China unveils new cross-border trade, investment facilitation measures

By Li Qiaoyi Source:Global Times Published: 2019/10/25 20:18:40



Photo: Xinhua



The State Administration of Foreign Exchange (SAFE), China's foreign exchange regulator, on Friday announced it will scrap controls on domestic equity investment made by non-investment foreign firms using their capital funds as part of deregulatory measures to facilitate cross-border trade and investment.

The new measures also include the expansion of a trial program which allows for easier foreign exchange receipts and payments from the merchandise trade currently in place in the Guangdong-Hong Kong-Macao Greater Bay Area, Shanghai and East China's Zhejiang Province, SAFE said on its website. 

Controls on the settlement and use of foreign exchange funds under the capital account will be eased and limits on the number of foreign exchange accounts opened under the capital account will be also lifted.

The new moves are intended to stabilize the country's faltering trade, Wu Jinduo, head of fixed income at the research institute of Great Wall Securities, told the Global Times on Friday.

In a sign of spillover from the China-US trade tensions, the country's imports and exports fell more than expected in September, according to customs data.

"The new trade facilitation measures are more concrete, creating conditions to manage the negative lists," said Wu, who is also a part-time research fellow of the Development Research Institute at Fudan University.

The new opening-up moves will also help to funnel long-term overseas funds into the domestic capital market, analysts said.

This comes after a flurry of financial deregulatory measures were recently unveiled that include the announcement of specific dates for foreign shareholding controls to be scrapped in the securities, fund management and insurance firms.

Overseas investors have shown optimism in the Chinese market, according to market figures.  

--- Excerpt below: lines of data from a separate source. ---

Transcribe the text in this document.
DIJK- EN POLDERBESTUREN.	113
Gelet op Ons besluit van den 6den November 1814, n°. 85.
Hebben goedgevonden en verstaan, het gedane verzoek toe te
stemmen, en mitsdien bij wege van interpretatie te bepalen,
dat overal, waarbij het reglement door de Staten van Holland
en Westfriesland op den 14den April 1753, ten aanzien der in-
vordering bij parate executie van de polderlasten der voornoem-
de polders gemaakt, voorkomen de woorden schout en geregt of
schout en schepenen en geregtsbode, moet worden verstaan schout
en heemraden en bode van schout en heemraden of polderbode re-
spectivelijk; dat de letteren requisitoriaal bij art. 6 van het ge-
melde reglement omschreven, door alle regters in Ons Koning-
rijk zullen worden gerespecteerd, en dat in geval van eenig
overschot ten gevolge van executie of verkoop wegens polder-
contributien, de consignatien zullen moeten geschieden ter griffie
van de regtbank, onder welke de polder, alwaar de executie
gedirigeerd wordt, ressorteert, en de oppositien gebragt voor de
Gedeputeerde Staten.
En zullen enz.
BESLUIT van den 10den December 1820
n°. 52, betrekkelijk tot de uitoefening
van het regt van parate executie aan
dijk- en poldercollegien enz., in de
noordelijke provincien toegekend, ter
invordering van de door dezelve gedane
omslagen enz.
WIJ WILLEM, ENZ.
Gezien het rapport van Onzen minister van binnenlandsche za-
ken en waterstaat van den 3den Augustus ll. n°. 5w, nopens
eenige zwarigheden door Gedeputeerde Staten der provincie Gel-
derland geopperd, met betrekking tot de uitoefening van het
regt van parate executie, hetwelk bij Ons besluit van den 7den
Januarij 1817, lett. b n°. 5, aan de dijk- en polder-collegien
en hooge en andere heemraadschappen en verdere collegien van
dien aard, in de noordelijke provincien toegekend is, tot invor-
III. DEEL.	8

Overseas investors' net purchases of Chinese mainland shares hit $18.5 billion in the first three quarters, and their net purchases of Chinese bonds totaled $71.3 billion during the period, Wang Chunying, a spokesperson and chief economist with SAFE, said at a press conference on Friday. 

All the three major stock market indices - the Shanghai Composite Index, the Shenzhen Component Index and the ChiNext Index - closed higher on Friday.